The project had reached its natural end. Not "yet another monograph".
Instead, “What if” was published – a collection of images from the collaboration with Katharina that no longer fit into the first book, but wanted to be seen.
Source: ajorns.com
Music, age, reverberation
Our conversation is drawing to a close and we're talking about music. - Dire Straits, about Telegraph Road - about that feeling when a song ends and you wish it would go on a little longer.
Perhaps this is the most fitting description for Come Undone:
A work that sounds as if it could go on – and is perfect precisely because of that.
Epilogue – What Remains
After the conversation, I put my notes aside.

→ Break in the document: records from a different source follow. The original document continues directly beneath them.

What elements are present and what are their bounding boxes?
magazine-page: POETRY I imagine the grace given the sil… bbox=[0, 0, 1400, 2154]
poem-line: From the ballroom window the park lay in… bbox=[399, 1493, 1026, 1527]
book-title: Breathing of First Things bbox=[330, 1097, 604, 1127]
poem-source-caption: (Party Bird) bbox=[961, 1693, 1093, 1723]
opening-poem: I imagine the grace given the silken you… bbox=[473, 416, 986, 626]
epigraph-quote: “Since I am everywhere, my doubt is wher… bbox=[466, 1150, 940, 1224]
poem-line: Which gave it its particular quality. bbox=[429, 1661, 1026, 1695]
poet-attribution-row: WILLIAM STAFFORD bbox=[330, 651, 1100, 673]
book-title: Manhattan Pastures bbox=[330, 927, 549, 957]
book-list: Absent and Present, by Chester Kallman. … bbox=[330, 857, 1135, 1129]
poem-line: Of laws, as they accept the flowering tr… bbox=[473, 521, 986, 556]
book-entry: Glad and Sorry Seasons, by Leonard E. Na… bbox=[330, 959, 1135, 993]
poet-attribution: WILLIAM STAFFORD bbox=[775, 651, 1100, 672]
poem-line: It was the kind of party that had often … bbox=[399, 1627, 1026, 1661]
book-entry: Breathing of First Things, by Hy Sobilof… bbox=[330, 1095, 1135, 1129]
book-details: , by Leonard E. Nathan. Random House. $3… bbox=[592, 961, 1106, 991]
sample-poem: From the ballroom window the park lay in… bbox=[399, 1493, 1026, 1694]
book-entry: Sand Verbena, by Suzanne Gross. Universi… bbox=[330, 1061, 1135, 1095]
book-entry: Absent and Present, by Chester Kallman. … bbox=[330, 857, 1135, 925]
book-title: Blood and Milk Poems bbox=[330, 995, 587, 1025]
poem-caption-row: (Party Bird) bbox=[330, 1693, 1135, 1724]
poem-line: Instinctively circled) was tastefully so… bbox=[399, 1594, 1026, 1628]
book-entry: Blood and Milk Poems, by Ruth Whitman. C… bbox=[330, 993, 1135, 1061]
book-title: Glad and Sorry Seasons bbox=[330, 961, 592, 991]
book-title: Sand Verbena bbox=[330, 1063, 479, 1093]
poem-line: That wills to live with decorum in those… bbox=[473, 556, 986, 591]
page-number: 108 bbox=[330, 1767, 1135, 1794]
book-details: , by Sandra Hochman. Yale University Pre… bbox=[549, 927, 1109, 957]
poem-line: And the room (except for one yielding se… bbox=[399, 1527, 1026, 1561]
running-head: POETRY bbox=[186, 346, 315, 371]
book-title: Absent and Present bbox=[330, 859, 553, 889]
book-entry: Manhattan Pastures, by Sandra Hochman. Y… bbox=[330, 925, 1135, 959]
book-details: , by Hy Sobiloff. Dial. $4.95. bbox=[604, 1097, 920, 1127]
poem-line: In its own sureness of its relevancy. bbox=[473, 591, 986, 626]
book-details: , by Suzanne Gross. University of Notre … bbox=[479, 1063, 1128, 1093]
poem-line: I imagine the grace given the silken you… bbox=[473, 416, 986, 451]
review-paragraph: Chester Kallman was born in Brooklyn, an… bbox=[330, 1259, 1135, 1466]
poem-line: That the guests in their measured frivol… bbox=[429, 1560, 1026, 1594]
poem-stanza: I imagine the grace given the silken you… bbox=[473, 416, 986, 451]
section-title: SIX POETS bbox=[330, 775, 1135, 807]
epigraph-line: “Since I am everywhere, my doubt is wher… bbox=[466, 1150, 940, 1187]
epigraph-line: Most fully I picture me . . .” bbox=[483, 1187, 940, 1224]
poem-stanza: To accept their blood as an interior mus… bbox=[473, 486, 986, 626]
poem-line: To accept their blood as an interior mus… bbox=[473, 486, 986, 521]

I reflect on my “Katharinas” – faces that have accompanied me to this day: friends, muses, conversation partners. And on how many things had to come together to create such a photo book project.
I've noticed how my work with these people has also evolved. Through them and without them, and how everything is connected. How many encounters I've had just to produce images; without stories, but simply for the sake of collaboration.
And I wonder what I'll take away from Come Undone.
On the plane, on the way back to Frankfurt, it suddenly occurs to me:
That portrait photography can only be honest if both parties are honest with each other.
And that it sometimes takes years to reach that point.
And perhaps that is the true essence of every encounter – in photography as in life:
That closeness can be sought, but must be allowed. And that precisely what is fleeting is what remains.